As we have explained in previous posts, COVID-19 coverage litigation around the US is ongoing and courts have issued conflicting rulings. The High Court judgment is, of course, not binding on any US court. The judgment is nonetheless favorable to policyholders because it contradicts the insurance industry’s position that similar policies do not afford coverage for COVID-19 business interruption losses. US policyholders with policies that have comparable coverage extensions and language as those in the Disease Clauses and the Prevention of Access/Public Authority Clauses can use the judgment as a framework to structure their claims and base arguments in favor of coverage on this decision from a well-regarded authority. The judgment would be compelling evidence of the reasonableness of American policyholders’ interpretation of the policy wording.

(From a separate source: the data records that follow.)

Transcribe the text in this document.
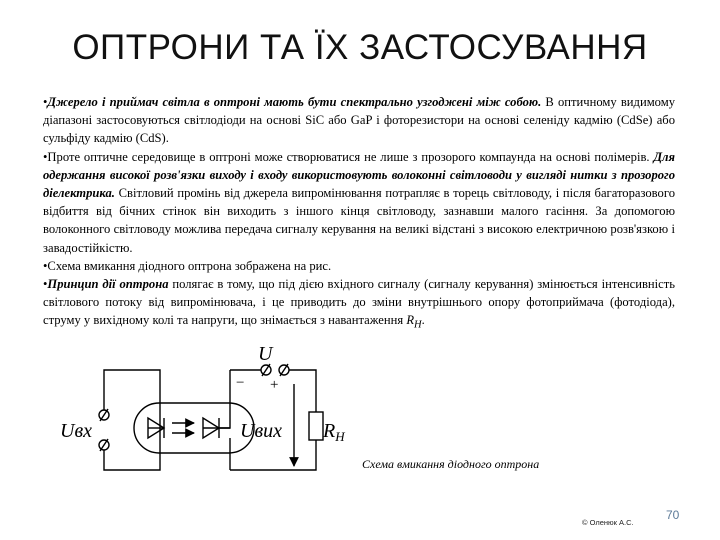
ОПТРОНИ ТА ЇХ ЗАСТОСУВАННЯ

•Джерело і приймач світла в оптроні мають бути спектрально узгоджені між собою. В оптичному видимому діапазоні застосовуються світлодіоди на основі SiC або GaP і фоторезистори на основі селеніду кадмію (CdSe) або сульфіду кадмію (CdS).

•Проте оптичне середовище в оптроні може створюватися не лише з прозорого компаунда на основі полімерів. Для одержання високої розв'язки виходу і входу використовують волоконні світловоди у вигляді нитки з прозорого діелектрика. Світловий промінь від джерела випромінювання потрапляє в торець світловоду, і після багаторазового відбиття від бічних стінок він виходить з іншого кінця світловоду, зазнавши малого гасіння. За допомогою волоконного світловоду можлива передача сигналу керування на великі відстані з високою електричною розв'язкою і завадостійкістю.

•Схема вмикання діодного оптрона зображена на рис.

•Принцип дії оптрона полягає в тому, що під дією вхідного сигналу (сигналу керування) змінюється інтенсивність світлового потоку від випромінювача, і це приводить до зміни внутрішнього опору фотоприймача (фотодіода), струму у вихідному колі та напруги, що знімається з навантаження $R_Н$.

Uвх	Uвих
U
− +
$R_Н$
Схема вмикання діодного оптрона
© Оленюк А.С.
70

The Ongoing Negotiations and the Potential Appeal
Since the issuance of the judgment, the FCA has stated that it is working closely with the eight insurers involved in the Test Case to reach an agreement on certain issues that might obviate the need for an appeal. Despite these ongoing negotiations, the FCA and seven of the eight insurers have filed “leapfrog” applications to appeal directly to the Supreme Court (bypassing the appeals court). According to the parties, the filings are mere procedural steps needed to preserve the speed of the process should there be an appeal.
It is too early to draw specific conclusions regarding the long-term impact of the Test Case. At minimum, the Test Case contradicts the insurance industry’s position that similar policies do not provide coverage for COVID-19. The judgment shows that it is reasonable to read some policy language as providing coverage for business-interruption losses due to the COVID-19 pandemic and the ensuing government actions––and any such reading must be read in favor of coverage. Policyholders must look closely at the wording and assess how their policies apply to their particular set of facts.
As we have done with all key COVID-19 coverage developments, we will continue to monitor the Test Case and update our readers on material developments.